Three cheers for inflation?

Economist and economic historian Nicholas Crafts is back in the public eye with a new pamphlet for CentreForum. Those with long memories of his previous controversial stances won’t be surprised to know this pamphlet does not take a mainstream approach to economic history or economic policy, instead praising part of the 1930s and calling for more inflation.

The two are linked because he splits Britain’s economic record in the 1930s in two, arguing that in the second half of the 1930s higher prices helped fuel a strong economic recovery:

Over fiscal years 1932/33 and 1933/34 the structural budget deficit was reduced by a total of nearly 2 per cent of GDP as public expenditure was cut and taxes increased, the public debt to GDP ratio stopped going up while short term interest rates stabilized at about 0.6 per cent. Yet, from 1933 to 1937 there was strong growth such that real GDP increased by nearly 20 per cent over that period.
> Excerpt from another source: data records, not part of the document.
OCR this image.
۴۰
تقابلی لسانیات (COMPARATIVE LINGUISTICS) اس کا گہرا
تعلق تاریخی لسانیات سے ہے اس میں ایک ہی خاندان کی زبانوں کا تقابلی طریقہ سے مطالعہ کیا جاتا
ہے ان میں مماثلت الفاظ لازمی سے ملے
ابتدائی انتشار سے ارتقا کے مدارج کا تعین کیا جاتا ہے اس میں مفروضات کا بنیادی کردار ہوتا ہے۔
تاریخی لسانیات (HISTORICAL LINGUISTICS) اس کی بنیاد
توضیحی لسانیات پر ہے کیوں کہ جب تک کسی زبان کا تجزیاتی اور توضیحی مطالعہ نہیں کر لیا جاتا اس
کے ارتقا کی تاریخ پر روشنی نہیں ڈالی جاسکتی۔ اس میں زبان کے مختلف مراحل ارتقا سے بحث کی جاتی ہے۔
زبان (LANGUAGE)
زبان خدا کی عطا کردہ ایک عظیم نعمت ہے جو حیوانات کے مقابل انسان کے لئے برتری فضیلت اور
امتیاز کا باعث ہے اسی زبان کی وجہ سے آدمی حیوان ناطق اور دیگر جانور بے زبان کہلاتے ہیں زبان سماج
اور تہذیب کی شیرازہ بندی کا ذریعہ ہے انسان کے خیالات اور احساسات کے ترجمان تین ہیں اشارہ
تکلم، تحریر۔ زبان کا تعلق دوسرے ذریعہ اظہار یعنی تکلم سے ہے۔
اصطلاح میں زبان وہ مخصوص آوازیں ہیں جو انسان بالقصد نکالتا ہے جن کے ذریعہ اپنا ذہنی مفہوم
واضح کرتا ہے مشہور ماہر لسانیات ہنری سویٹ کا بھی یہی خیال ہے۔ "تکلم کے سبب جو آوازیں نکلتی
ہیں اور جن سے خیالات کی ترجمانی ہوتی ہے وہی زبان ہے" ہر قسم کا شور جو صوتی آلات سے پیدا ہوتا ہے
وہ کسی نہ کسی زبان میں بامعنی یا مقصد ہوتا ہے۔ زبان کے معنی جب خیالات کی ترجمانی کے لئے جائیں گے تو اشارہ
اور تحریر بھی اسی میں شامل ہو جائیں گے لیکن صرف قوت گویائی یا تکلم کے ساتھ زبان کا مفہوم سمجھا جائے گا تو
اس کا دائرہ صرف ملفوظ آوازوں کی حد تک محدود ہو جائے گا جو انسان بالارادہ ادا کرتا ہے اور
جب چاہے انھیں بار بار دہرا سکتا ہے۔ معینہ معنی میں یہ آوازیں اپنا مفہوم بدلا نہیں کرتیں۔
In the early 1930s, fiscal consolidation without a compensating boost from monetary policy was not conducive to recovery and ran the risk of prolonged stagnation in a difficult world economic environment which had little to encourage business investment and exports. The potential parallels with today are readily apparent.

As now, in the 1930s interest rates were reduced to an extremely low level, leaving little scope for further economic boosts from shaving fractions of a percent off them. Yet what really matters is not the headline interest rate but the real interest rate, i.e. after allowing for inflation. So if you can’t cut the headline rate much more because it is already so close to zero, you can instead cut the real interest rate by upping prices. As Crafts argues,

The key to recovery was the adoption of credible policies to raise the price level and in so doing to reduce real interest rates by raising the expected rate of inflation. This provided monetary stimulus even though, as today, nominal interest rates could not be cut further. Fiscal stimulus was not a factor in the UK recovery until after 1935 when rearmament began…

A close approximation to the successful 1930s policy would be to commit to a price-level target which might entail an average rate of inflation of about 4 per cent for three years. Crucially, this would have to be clear and credible so that the inflation was fully anticipated by the public and it would work by reducing the real interest rate.

It is a provocative argument and one which comes with one additional advantage: higher inflation eats away at the value of accumulated debt, both government debt (the cause of so much political debate and strife) and also the less talked about but still important large levels of private debt that burdens huge swathes of the population.

Of course inflation is not exactly a policy without costs, economic or political. Eating into the savings of pensioners in particular is never popular. However, it’s not only a provocative but also well-argued case from Nick Crafts which is well worth a read in full.